If any answer is “no,” pause and revise scope before writing the methods section.
Timeline snapshot for 2026/2027 planning
- Posted: September 17, 2025
- Open: October 7, 2025
- Cycle 1 due date: November 7, 2025 (historical from NOFO table)
- Cycle 2 due date: October 6, 2026 (upcoming in current planning window)
- Next cycle date: October 6, 2027
- Peer review and award windows listed in the same table as advisory review and earliest start
The presence of a 2027 cycle is important for teams that do not finalize trial capacity by late 2026 but want to prepare with less pressure.
Official links
- Official NOFO:
https://grants.nih.gov/grants/guide/rfa-files/RFA-DK-26-315.html - NIH application instructions and grants portal links are referenced directly in the NOFO text and should be followed as required for the current application year.

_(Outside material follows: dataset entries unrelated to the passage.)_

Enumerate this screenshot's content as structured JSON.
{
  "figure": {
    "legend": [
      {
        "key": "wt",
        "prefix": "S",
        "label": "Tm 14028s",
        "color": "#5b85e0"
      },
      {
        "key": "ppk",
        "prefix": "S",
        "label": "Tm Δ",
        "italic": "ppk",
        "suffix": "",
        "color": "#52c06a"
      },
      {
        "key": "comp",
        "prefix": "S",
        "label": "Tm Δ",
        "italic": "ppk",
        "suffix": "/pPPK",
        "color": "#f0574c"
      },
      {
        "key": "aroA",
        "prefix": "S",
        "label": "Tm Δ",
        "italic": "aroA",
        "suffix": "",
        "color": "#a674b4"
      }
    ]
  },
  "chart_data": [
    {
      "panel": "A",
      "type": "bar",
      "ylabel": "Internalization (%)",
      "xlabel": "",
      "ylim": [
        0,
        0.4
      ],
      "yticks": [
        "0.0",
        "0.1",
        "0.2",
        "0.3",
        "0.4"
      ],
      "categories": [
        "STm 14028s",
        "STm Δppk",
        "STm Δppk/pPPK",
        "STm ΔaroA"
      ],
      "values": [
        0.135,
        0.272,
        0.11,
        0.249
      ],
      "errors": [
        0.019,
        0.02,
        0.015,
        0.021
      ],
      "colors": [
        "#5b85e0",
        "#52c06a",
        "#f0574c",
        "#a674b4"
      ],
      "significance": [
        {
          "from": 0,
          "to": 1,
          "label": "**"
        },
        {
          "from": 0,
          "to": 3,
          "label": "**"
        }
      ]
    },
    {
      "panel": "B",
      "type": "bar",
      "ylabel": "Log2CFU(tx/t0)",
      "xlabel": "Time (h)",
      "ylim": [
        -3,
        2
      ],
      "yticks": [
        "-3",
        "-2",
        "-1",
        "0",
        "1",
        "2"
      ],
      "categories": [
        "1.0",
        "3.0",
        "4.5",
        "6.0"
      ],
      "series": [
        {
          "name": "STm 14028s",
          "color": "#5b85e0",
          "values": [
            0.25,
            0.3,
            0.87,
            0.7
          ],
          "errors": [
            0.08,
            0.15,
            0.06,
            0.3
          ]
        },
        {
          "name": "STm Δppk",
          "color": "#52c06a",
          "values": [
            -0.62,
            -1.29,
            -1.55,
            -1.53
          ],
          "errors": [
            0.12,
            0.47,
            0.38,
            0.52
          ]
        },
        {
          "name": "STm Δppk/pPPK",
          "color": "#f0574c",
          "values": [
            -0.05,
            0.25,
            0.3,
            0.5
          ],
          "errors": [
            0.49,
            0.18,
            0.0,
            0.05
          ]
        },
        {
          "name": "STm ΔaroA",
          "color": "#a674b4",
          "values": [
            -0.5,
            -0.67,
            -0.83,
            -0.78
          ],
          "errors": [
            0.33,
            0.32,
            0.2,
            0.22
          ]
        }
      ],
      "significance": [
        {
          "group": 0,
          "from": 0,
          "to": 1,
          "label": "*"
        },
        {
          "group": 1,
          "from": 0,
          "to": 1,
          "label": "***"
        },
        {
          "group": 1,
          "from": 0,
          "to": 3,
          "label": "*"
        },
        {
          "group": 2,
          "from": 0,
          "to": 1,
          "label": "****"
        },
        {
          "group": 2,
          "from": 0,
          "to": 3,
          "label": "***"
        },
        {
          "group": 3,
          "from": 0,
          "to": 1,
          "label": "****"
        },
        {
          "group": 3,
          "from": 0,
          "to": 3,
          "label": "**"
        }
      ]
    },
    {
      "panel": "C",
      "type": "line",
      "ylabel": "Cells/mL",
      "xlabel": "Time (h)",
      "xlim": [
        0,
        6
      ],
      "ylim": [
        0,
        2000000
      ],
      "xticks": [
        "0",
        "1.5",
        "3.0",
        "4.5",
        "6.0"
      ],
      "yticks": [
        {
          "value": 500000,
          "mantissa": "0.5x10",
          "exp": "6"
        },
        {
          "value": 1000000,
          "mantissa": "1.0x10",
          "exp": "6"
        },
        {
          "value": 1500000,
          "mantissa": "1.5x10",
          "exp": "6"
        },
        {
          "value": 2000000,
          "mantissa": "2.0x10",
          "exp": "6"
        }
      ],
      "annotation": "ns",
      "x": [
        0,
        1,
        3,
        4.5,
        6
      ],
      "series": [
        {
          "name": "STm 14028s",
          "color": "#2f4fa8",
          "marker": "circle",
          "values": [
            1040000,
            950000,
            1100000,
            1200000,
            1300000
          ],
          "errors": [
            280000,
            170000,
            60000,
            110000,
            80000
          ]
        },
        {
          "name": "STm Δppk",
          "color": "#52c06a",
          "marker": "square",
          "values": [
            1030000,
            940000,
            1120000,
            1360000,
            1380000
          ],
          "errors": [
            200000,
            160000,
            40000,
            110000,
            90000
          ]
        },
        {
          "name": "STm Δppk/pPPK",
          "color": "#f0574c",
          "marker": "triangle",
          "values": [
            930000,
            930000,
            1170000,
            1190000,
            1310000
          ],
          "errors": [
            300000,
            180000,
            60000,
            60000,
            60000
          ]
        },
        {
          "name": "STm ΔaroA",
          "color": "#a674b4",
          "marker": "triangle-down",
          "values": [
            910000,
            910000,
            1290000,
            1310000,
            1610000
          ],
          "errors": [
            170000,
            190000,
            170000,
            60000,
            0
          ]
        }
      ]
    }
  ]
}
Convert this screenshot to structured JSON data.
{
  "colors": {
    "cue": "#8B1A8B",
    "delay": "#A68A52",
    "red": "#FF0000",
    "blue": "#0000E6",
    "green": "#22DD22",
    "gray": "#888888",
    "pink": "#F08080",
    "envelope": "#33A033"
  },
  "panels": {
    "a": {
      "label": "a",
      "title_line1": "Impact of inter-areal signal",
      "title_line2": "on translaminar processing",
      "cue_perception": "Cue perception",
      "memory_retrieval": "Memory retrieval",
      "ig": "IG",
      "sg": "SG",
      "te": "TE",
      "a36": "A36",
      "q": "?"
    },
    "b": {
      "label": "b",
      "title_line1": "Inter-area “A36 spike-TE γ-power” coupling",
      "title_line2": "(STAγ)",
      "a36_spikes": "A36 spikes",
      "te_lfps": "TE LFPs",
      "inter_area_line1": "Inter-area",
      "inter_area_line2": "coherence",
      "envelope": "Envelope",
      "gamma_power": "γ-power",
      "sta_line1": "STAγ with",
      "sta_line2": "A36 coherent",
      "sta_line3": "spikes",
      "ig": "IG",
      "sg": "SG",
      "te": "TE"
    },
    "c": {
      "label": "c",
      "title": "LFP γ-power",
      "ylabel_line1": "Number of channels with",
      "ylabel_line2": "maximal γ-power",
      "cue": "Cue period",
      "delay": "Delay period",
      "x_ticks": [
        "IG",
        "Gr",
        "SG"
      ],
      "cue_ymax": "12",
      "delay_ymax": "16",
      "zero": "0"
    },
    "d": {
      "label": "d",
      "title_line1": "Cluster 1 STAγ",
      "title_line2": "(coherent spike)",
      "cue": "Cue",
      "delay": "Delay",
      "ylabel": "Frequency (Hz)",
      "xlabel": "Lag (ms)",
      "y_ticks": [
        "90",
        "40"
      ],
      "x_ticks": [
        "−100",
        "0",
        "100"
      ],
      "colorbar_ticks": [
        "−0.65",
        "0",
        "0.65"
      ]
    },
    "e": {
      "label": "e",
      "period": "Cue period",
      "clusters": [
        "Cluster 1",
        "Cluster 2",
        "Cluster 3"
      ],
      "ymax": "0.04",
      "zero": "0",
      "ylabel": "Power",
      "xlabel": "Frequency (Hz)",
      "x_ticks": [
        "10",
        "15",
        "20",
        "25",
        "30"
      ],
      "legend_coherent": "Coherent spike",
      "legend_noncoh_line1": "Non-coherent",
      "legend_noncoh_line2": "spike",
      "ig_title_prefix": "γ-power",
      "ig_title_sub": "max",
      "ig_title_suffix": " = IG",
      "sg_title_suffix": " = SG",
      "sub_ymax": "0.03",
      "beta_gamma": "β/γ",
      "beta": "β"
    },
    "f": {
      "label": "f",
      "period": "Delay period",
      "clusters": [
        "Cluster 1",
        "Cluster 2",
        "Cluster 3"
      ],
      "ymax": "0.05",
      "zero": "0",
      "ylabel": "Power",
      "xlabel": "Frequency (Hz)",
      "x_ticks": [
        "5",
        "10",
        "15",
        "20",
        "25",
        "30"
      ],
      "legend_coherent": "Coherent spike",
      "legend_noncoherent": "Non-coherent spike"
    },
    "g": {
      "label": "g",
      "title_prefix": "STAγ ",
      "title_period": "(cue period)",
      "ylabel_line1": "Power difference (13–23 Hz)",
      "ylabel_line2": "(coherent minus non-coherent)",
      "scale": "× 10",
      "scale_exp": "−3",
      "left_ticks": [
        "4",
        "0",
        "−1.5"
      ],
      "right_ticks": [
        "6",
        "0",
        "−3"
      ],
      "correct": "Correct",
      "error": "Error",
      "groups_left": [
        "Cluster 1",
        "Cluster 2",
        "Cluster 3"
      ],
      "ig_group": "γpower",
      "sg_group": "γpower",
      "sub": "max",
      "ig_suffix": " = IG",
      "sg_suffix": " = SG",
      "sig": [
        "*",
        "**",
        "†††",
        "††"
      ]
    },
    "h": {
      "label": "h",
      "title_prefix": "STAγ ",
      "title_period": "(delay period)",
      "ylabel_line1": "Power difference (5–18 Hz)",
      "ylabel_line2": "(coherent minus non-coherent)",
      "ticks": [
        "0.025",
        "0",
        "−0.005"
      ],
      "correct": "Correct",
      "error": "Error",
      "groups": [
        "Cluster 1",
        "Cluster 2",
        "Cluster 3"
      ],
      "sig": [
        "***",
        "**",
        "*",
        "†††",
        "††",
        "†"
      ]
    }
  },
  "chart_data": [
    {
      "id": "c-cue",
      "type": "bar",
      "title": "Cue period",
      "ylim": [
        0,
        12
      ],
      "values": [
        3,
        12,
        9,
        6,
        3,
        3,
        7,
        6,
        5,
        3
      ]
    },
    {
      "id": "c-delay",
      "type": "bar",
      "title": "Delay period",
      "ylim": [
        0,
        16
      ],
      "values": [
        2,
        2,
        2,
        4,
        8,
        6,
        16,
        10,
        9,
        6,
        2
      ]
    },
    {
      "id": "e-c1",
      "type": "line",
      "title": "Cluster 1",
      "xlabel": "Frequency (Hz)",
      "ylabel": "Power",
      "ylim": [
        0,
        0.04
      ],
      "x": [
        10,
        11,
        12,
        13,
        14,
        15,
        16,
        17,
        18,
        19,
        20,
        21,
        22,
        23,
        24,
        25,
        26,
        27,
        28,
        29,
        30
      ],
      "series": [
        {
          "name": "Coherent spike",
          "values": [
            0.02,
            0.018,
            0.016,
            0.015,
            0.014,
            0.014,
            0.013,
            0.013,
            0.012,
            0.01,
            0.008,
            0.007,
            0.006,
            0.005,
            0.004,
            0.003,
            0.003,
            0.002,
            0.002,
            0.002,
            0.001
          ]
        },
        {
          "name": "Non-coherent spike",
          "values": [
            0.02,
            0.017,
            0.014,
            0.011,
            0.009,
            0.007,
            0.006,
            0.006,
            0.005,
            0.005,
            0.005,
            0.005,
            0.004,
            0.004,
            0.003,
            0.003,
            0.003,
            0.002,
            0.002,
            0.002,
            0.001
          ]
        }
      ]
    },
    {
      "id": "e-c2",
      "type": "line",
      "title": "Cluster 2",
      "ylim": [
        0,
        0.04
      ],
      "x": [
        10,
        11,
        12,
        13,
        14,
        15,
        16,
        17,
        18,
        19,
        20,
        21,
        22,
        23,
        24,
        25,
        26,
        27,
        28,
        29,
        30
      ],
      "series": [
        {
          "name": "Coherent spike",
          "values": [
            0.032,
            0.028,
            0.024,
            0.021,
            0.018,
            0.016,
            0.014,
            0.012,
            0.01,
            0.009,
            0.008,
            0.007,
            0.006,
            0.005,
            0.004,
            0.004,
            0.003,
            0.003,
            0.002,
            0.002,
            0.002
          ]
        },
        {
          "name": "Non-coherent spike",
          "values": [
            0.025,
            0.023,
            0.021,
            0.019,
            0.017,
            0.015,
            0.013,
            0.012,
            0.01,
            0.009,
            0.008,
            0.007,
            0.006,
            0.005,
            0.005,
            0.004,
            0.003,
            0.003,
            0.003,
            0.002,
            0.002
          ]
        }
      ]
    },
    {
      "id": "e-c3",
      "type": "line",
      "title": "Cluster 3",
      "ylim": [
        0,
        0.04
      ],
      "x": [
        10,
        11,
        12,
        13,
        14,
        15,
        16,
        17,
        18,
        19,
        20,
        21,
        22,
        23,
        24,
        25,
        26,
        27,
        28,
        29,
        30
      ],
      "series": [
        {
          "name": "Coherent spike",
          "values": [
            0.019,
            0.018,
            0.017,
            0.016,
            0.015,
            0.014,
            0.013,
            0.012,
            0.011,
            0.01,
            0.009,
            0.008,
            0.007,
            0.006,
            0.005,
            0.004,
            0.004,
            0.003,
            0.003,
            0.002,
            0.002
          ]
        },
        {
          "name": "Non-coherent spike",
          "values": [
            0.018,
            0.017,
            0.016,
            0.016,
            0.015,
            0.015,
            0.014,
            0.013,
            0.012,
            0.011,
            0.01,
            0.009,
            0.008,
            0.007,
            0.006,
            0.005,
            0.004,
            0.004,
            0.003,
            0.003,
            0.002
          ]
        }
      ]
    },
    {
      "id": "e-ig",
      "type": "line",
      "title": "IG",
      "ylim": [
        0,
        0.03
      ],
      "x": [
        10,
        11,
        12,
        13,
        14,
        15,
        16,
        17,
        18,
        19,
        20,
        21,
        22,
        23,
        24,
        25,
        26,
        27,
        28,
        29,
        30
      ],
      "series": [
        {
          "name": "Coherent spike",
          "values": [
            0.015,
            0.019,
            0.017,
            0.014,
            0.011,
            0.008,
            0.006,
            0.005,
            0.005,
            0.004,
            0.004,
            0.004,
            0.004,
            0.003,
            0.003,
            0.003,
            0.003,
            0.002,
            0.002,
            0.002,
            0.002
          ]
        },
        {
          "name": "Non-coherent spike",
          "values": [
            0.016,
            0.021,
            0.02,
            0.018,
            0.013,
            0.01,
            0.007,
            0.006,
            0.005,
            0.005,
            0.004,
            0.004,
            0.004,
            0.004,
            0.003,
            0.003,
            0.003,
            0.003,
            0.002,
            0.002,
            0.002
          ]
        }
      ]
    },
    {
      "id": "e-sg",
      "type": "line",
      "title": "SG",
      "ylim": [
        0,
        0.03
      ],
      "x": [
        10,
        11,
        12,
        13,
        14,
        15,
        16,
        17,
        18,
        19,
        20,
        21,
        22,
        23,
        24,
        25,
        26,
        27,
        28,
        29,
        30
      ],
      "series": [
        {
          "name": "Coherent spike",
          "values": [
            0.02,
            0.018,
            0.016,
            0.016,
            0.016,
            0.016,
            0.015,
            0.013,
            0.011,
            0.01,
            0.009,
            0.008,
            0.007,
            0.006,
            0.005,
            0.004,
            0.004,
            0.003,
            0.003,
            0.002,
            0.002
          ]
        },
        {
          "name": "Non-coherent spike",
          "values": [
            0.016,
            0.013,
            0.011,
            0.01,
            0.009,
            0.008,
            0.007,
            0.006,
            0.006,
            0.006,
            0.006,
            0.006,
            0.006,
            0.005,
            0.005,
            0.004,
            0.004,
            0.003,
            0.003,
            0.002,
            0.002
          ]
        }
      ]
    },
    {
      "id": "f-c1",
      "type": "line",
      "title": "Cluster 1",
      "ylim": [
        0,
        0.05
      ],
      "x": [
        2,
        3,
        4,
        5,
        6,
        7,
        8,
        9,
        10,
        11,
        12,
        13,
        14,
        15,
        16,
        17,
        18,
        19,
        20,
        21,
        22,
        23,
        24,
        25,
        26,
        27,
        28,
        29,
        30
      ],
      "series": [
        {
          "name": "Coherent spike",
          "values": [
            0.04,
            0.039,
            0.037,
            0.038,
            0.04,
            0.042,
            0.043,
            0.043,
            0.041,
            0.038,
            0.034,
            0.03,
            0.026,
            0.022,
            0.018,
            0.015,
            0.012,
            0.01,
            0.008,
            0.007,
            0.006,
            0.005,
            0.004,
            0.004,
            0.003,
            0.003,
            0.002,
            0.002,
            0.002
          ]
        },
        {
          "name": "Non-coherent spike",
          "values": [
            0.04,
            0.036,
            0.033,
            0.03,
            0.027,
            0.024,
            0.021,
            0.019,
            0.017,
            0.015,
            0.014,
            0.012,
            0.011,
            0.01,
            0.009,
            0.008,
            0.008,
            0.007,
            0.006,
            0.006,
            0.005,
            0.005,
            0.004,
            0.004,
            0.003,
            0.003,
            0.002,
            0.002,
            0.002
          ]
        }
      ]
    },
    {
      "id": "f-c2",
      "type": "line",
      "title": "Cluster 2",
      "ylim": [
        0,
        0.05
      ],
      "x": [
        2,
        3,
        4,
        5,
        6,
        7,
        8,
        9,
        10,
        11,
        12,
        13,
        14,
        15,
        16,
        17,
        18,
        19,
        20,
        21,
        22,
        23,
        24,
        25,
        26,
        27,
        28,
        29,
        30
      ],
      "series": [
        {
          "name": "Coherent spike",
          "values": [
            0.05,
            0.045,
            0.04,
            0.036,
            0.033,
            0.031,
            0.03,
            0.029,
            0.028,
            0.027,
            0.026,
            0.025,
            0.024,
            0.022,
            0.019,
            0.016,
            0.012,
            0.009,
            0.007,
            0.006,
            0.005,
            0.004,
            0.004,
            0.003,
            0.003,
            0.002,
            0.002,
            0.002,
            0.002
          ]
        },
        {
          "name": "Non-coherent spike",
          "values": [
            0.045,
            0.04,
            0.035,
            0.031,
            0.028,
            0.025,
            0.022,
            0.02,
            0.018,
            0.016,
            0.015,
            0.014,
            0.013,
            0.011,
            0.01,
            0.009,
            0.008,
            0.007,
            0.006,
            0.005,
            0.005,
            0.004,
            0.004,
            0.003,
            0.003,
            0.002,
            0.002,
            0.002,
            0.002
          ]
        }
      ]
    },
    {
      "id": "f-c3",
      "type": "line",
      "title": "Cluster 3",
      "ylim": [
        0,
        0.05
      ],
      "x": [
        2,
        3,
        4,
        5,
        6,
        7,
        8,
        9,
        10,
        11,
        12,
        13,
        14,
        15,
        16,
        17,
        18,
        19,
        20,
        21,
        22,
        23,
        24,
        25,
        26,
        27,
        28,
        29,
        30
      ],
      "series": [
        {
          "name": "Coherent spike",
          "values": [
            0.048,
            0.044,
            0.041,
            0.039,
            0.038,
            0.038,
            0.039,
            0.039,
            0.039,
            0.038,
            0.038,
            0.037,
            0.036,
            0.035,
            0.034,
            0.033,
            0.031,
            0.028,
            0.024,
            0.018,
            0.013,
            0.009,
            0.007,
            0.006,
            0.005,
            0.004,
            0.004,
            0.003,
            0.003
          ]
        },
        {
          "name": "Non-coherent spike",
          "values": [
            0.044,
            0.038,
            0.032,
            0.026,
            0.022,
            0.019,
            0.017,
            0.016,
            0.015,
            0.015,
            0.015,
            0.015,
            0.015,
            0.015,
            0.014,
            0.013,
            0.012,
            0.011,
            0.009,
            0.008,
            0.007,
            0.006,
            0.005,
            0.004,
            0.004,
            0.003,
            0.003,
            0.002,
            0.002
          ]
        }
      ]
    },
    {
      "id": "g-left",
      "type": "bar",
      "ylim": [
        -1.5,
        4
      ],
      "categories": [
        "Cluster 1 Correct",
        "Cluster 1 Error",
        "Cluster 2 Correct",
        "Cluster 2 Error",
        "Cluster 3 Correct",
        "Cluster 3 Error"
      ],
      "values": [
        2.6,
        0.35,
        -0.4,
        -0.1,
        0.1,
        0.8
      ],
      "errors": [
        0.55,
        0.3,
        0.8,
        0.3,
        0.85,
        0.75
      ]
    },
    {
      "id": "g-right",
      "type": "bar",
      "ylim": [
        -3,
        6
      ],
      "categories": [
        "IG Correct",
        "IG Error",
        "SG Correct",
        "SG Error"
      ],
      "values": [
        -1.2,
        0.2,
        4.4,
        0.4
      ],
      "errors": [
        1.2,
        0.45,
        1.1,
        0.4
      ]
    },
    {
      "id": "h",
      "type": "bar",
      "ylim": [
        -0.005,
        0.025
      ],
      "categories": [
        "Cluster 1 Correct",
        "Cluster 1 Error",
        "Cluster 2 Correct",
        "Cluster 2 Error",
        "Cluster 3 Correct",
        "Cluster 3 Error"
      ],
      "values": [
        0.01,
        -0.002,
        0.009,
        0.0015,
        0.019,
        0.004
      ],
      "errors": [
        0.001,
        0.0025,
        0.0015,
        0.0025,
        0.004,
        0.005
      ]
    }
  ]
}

- For technical submission issues, NIH points applicants to the eRA Service Desk and Grants.gov support; for policy interpretation, use NIH publication and grants policy pages linked in the notice.
Practical next steps after initial pass
- Build a one-page pre-application scope map with three sections: population, intervention, and outcomes.
- Decide whether budget will exceed $500,000 in direct costs.
- If yes, log the mandatory pre-submission contact timeline immediately.
- Finalize patient and clinician engagement plan early enough for protocol writing.
- Run one internal red-team review using only the non-responsive rules and review criteria before full drafting.
The NOFO is one of the more straightforward NIH clinical trial opportunities if handled as a trial-first proposal. Treat it as a healthcare implementation and effectiveness study first, a technology product release second. That order is where teams typically gain review credibility.